Le plan actuellement en cours de négociation prévoit un cessez-le-feu de 60 jours, durant lequel le Hamas remettrait dix otages vivants et dix-huit otages décédés, les troupes israéliennes se retireraient dans une zone tampon le long des frontières de Gaza avec Israël et l’Égypte, et une aide humanitaire importante serait acheminée.
Cet accord laisserait toutefois dix otages vivants et douze otages morts en captivité et ne garantirait pas la fin définitive de la guerre, condition exigée par le groupe terroriste palestinien du Hamas, mais prévoit que des négociations pour un cessez-le-feu permanent et la libération des otages restants auraient lieu pendant les 60 jours.
La guerre à Gaza a éclaté lorsque quelque 6 000 Gazaouis dont 3 800 terroristes dirigés par le Hamas ont pris d’assaut le sud d’Israël le 7 octobre 2023, tué plus de 1 200 personnes, principalement des civils, enlevé 251 otages de tous âges, et commis de nombreuses atrocités et en utilisant la violence sexuelle comme arme à grande échelle.

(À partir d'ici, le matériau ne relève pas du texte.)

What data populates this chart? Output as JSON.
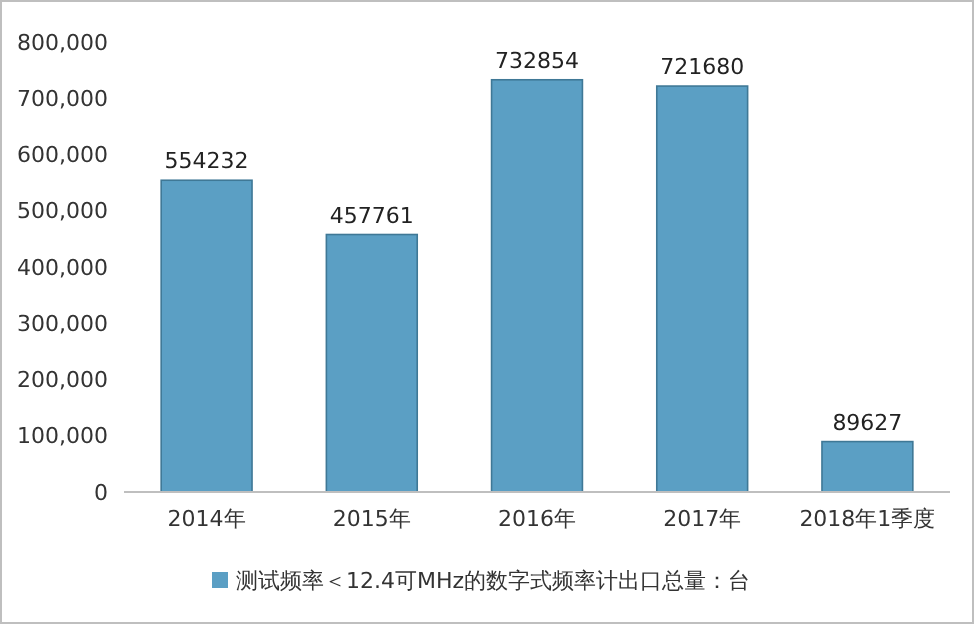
{
  "chart_data": {
    "type": "bar",
    "categories": [
      "2014年",
      "2015年",
      "2016年",
      "2017年",
      "2018年1季度"
    ],
    "series": [
      {
        "name": "测试频率＜12.4可MHz的数字式频率计出口总量：台",
        "color": "#5b9fc4",
        "values": [
          554232,
          457761,
          732854,
          721680,
          89627
        ]
      }
    ],
    "ylim": [
      0,
      800000
    ],
    "yticks": [
      {
        "value": 0,
        "label": "0"
      },
      {
        "value": 100000,
        "label": "100,000"
      },
      {
        "value": 200000,
        "label": "200,000"
      },
      {
        "value": 300000,
        "label": "300,000"
      },
      {
        "value": 400000,
        "label": "400,000"
      },
      {
        "value": 500000,
        "label": "500,000"
      },
      {
        "value": 600000,
        "label": "600,000"
      },
      {
        "value": 700000,
        "label": "700,000"
      },
      {
        "value": 800000,
        "label": "800,000"
      }
    ],
    "data_labels": true,
    "legend": "bottom",
    "grid": false
  }
}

Depuis lors, le Hamas a relâché 140 otages, principalement pendant les deux cessez-le-feu. En outre, le Hamas a restitué les corps de huit otages, Tsahal a sauvé huit otages vivants et a récupéré les corps de 49 autres dans la bande de Gaza.

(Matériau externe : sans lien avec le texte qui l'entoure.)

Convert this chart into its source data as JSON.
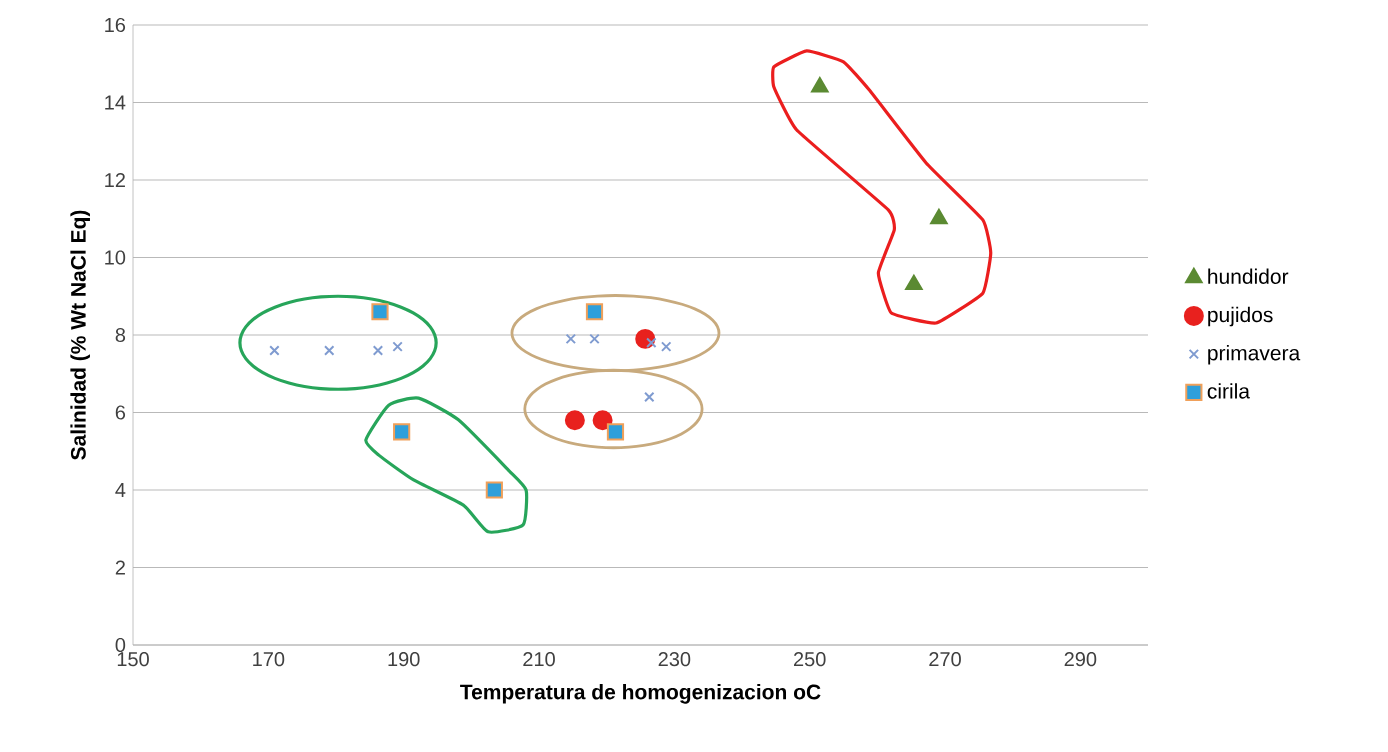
{
  "chart_data": {
    "type": "scatter",
    "xlabel": "Temperatura de homogenizacion oC",
    "ylabel": "Salinidad   (% Wt NaCl Eq)",
    "xlim": [
      150,
      300
    ],
    "xticks": [
      150,
      170,
      190,
      210,
      230,
      250,
      270,
      290
    ],
    "ylim": [
      0,
      16
    ],
    "yticks": [
      0,
      2,
      4,
      6,
      8,
      10,
      12,
      14,
      16
    ],
    "grid": "y",
    "legend": "right",
    "series": [
      {
        "name": "hundidor",
        "color": "#5b8a32",
        "marker": "triangle",
        "x": [
          251.5,
          269.1,
          265.4
        ],
        "values": [
          14.4,
          11.0,
          9.3
        ]
      },
      {
        "name": "pujidos",
        "color": "#e8211e",
        "marker": "circle",
        "x": [
          225.7,
          215.3,
          219.4
        ],
        "values": [
          7.9,
          5.8,
          5.8
        ]
      },
      {
        "name": "primavera",
        "color": "#7f9bd0",
        "marker": "cross",
        "x": [
          170.9,
          179,
          186.2,
          189.1,
          214.7,
          218.2,
          226.6,
          228.8,
          226.3
        ],
        "values": [
          7.6,
          7.6,
          7.6,
          7.7,
          7.9,
          7.9,
          7.8,
          7.7,
          6.4
        ]
      },
      {
        "name": "cirila",
        "color": "#2e9fdb",
        "marker": "square",
        "x": [
          186.5,
          218.2,
          189.7,
          221.3,
          203.4
        ],
        "values": [
          8.6,
          8.6,
          5.5,
          5.5,
          4.0
        ]
      }
    ]
  }
}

Les groupes terroristes de la bande de Gaza détiennent toujours 50 otages, dont 49 des 251 personnes enlevées par des terroristes du Hamas le 7 octobre 2023. Parmi eux se trouvent les corps d’au moins 28 personnes dont le décès a été confirmé par l’armée israélienne, et 20 seraient encore en vie. Les autorités israéliennes ont fait part de leurs vives inquiétudes concernant le sort de deux autres personnes.